Von einer Anklageüberschreitung kann nur dann gesprochen werden, wenn sich die gerichtliche Entscheidung auf eine Tat (auf einen Lebenssachverhalt) erstreckt, die von der Anklage nicht erfasst wird. An die Ansicht des Anklägers über den konkreten Ablauf jeder einzelnen Phase eines von ihm verfolgten Vorganges ist das Gericht allerdings genauso wenig gebunden wie an dessen rechtliche Beurteilung dieses Vorganges. So lange kein Zweifel besteht, dass der sich aus dem Beweisverfahren ergebende Vorgang von einem berechtigten Verfolgungsträger inkriminiert ist - mag er sich auch in Einzelheiten anders abgespielt haben, als ihn dieser sah - ist das Gericht, falls sich der von ihm festgestellte Sachverhalt als tatbestandsmäßig im Sinn einer Strafbestimmung erweist, auch verpflichtet, eine Verurteilung auszusprechen, wenngleich der Ankläger die Einzelheiten des inkriminierten Vorganges den Beweisergebnissen nicht durch eine Modifizierung der Anklage angepasst hat.
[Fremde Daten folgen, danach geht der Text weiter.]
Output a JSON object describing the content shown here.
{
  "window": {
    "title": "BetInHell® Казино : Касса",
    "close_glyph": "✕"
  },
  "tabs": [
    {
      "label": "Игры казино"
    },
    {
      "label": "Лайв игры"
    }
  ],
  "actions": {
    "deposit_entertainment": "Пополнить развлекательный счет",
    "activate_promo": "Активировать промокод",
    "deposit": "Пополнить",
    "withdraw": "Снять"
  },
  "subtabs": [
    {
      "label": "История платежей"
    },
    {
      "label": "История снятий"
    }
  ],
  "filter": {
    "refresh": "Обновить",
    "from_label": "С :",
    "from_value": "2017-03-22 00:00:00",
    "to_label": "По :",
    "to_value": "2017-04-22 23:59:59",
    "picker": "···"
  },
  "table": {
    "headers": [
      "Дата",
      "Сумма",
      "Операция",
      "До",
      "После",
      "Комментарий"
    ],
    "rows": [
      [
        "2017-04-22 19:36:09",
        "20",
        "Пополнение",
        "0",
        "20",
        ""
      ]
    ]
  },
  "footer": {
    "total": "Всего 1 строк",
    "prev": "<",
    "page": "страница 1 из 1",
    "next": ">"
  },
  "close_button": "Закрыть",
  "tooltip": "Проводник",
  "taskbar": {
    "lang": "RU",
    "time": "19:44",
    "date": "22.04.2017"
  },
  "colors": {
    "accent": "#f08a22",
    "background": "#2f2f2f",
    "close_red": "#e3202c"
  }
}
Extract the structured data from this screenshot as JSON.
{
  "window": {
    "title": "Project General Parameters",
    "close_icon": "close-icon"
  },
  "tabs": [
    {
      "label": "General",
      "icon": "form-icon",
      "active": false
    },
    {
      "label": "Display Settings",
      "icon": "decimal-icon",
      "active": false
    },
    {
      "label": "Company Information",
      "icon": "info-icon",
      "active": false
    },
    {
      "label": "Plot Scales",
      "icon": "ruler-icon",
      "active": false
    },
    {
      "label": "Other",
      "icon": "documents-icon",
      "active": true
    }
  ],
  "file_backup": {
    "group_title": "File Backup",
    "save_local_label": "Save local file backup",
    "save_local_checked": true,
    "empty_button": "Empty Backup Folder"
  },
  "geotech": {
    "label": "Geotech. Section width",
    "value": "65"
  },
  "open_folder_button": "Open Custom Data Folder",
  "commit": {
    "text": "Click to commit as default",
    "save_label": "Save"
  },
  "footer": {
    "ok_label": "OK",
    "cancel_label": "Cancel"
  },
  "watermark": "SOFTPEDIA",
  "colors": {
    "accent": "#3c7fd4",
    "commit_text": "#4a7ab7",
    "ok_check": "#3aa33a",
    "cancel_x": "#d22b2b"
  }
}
Nur wenn die Beweisergebnisse ein Tatgeschehen an den Tag bringen, das von dem unter Anklage stehenden derart verschieden ist, dass es keineswegs als inkriminiert erkannt werden kann, wäre eine Verurteilung von einer Modifizierung oder Ausdehnung (§§ 263, 267 StPO) der Anklage abhängig (Mayerhofer aaO § 281 Z 8 E 6, 10, § 261 E 2, § 262 E 14, 26, 27, 40, 98; Ratz aaO Rz 507; die Hinweise auf Schrifttum zu § 263 StPO in den Beschwerden versagen daher im Gegenstand). Dem Rechtsmittelvorbringen zuwider wurde sohin dadurch, dass das Gericht die angeklagte Tat einer von der Staatsanwaltschaft nicht herangezogenen Qualifikation (§ 143 zweiter Fall StGB) subsumierte, die Anklage nicht überschritten (LSK 1977/118; SSt 57/7). Damit ist sämtlichen darüber hinausgehenden Einwänden zum "Rechtsinstitut der Verschweigung hinsichtlich der Qualifikation", zum Verfolgungsvorbehalt nach § 263 StPO "zumindest per analogiam", zur (undifferenzierten) Bindung des Gerichtshofes an die Anträge des Anklägers (vermeintlich § 267 StPO) sowie zum ebenfalls vermeintlichen Verstoß gegen den Grundsatz des fairen Verfahrens, gegen das Anklageprinzip und das Legalitätsprinzip sinnfällig die Grundlage entzogen.
Die Nichtigkeitsbeschwerden waren daher als offenbar unbegründet in nichtöffentlicher Sitzung zurückzuweisen (§ 285d Abs 1 Z 2 StPO). Die Kostenentscheidung beruht auf § 390a Abs 1 StPO.